As duas amigas têm muitas afinidades, além de uma história de vida semelhante. Acham que Bastiana possui um diferencial privilegiado. Tem uma família muito especial. Suas irmãs, que moram nas terras goianas, são pessoas de qualidades excepcionais, unidas, solidárias, generosas. Além de ter o filho e a nora que pediu ao Universo. Dona Pandá confessa despudoradamente que, neste aspecto, inveja a amiga. Ambas são mulheres que batalharam muito pela liberdade. A vida que têm, hoje, é fruto dessas batalhas. Planejaram suas vidas para desfrutarem uma velhice tranquila no meio do mato, o lugar de origem. Ao se mudarem para suas chácaras, trabalharam duro para conseguir a emoção do cheguei ao meu lugar. Esta é a expressão que usam ao falar de suas moradas.

Dona Pandá encontrou sua amiga bem esquisita. Bastiana não estava de mau humor, mas tinha dificuldade de falar. Abria a boca e gaguejava. Começava a falar emboladamente, como se quisesse e, ao mesmo tempo, não contar algo grave. Ao final, como era de se esperar, tratava-se do filho. Ele chegara para o almoço semanal. Sentara-se à mesa, enquanto a própria dona da casa, gentilmente acompanhada da nora, apreciava o almoço. O rapaz começou, então, a se mostrar preocupado com a segurança da setentona. Disse que iria colar alguns pedaços de lixa na calçada ao redor da casa para evitar escorregões. Como ele é muito criativo, sobretudo quando se trata de desenhos e música, já estava bolando recortes que deixariam as calçadas bonitas. Depois outras preocupações foram explicitadas: as varandas precisavam ser reformadas, a escada demandava uma grade. Bastiana estava achando até engraçado tantos cuidados desferidos pelas sete dezenas de seus bem vividos anos. Estranhando o fato de não ser consultada, pensou, em determinado momento, como seria se resolvesse dar uma faxina na casa do filho.

O final do dia foi a frase que expressou a preocupação máxima do rapaz com a segurança da mãe. Ela deveria se mudar para junto das irmãs, retornar a Goiás. Bastiana enfatizou o desconforto de sua nora com todas as observações do marido. Quanto à sua própria emoção, teve dificuldades de expressá-la. Lembrou-se do pai que se sentia extremamente culpado por ter, seguindo o conselho médico, tirado o avô da fazenda onde ele morava. O avô viveu (?!) até os 90 anos na cidade. Não teve o enfarto vaticinado caso continuasse a trabalhar na fazenda, mas perdeu a memória, a alegria. Passou anos sentado, alheio à vida preservada.

Bastiana ficou surpresa por não ser compreendida em suas convicções, em sua maneira de viver e de valorar a vida. O sentimento maior é a tristeza e junto foi apresentada à solidão.

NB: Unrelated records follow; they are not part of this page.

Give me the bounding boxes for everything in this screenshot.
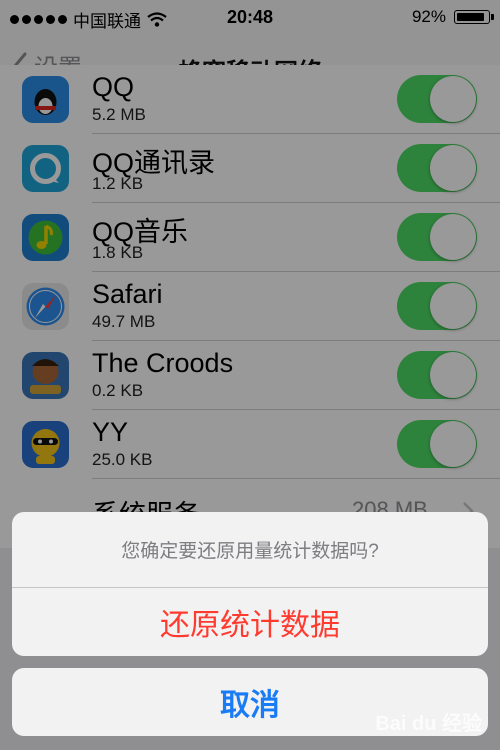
- reset-statistics-button[interactable]: 还原统计数据: [12, 588, 488, 656]
- settings-screen: 中国联通 20:48 92% 设置 蜂窝移动网络: [0, 0, 500, 750]
- action-sheet-message: 您确定要还原用量统计数据吗?: [12, 512, 488, 588]
- watermark: Bai du 经验: [375, 713, 482, 735]
- action-sheet: 您确定要还原用量统计数据吗? 还原统计数据: [12, 512, 488, 656]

Dona Pandá se revoltou, ficou com muita raiva do inexorável. De um lado, a velhice com suas exigências, sua desarmonia entre o físico e o emocional-intelectual e do outro, a juventude desmemoriada, ignorante e presunçosa. Bastaria a lembrança honesta de uma época quando os cuidados com a fragilidade da idade eram dados com a observância da primazia emocional.

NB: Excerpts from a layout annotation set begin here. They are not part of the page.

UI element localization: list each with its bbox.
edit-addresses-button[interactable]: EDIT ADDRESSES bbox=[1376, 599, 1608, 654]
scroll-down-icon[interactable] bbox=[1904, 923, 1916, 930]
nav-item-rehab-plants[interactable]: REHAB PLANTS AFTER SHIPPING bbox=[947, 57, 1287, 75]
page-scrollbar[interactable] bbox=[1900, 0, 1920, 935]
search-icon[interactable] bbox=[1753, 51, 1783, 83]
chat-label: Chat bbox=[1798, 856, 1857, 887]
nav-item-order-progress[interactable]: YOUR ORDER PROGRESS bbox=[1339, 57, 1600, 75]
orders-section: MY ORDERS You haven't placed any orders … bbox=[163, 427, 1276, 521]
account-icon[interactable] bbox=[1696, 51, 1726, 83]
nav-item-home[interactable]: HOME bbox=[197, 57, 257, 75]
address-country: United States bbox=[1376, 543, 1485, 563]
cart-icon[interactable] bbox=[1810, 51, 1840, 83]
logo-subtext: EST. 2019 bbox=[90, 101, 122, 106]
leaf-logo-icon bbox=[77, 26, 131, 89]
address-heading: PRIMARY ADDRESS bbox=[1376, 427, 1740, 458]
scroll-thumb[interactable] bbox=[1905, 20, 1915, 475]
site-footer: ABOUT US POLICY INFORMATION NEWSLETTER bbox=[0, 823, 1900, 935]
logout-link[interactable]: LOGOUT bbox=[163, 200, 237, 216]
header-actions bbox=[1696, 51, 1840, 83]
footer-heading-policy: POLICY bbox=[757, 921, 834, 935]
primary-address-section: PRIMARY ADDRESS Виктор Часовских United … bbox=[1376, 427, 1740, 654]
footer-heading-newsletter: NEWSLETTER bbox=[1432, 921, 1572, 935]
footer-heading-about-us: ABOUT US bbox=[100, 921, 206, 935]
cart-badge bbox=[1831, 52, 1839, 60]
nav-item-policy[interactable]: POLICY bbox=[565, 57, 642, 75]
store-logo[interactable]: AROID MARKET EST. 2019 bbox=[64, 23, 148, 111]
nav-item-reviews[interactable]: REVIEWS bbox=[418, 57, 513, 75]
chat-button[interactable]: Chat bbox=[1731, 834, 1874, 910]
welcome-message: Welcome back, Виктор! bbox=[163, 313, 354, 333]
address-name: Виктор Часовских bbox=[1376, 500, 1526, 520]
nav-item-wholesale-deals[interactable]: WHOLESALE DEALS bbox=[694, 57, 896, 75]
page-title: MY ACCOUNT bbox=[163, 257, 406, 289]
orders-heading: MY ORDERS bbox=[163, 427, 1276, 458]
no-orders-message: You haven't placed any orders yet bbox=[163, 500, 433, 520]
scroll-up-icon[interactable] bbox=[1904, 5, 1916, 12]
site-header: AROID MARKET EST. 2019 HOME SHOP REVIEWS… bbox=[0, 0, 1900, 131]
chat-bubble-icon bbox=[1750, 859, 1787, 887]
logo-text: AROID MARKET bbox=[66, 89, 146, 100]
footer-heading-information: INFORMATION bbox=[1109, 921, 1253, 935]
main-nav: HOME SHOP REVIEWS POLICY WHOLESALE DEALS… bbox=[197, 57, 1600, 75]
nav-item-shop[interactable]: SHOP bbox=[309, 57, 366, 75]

Já é desgastante para o idoso o enfrentar dos mais variados procedimentos da sociedade. Alguns, embora reconhecidamente necessários, não conseguem deixar de humilhar pela distinção negativa. Na fila do banco, os olhares e resmungos impacientes; na carteira de motorista, o aviso pleonástico de que se trata de maior de 65 e, em tantos outros lugares, onde a idade é vista com irritação e, muitas vezes, intolerância e preconceito. Os velhos, como as outras pessoas, não são todos iguais.

Neste instante, chegam atrás de mim, para ler este texto, as duas amigas. Bastiana, depois da leitura, sorri e, procurando minimizar o acontecido, explica que, curada a ressaca, está mesmo fazendo as malas. A acolhida das irmãs, quando lhes foi contada a possibilidade de sua ida para as terras goianas, foi tão gostosa, quanto estimulante. Acrescenta que, como só se lembra de seus 70 quando diante do espelho, estará mais atenta a eles.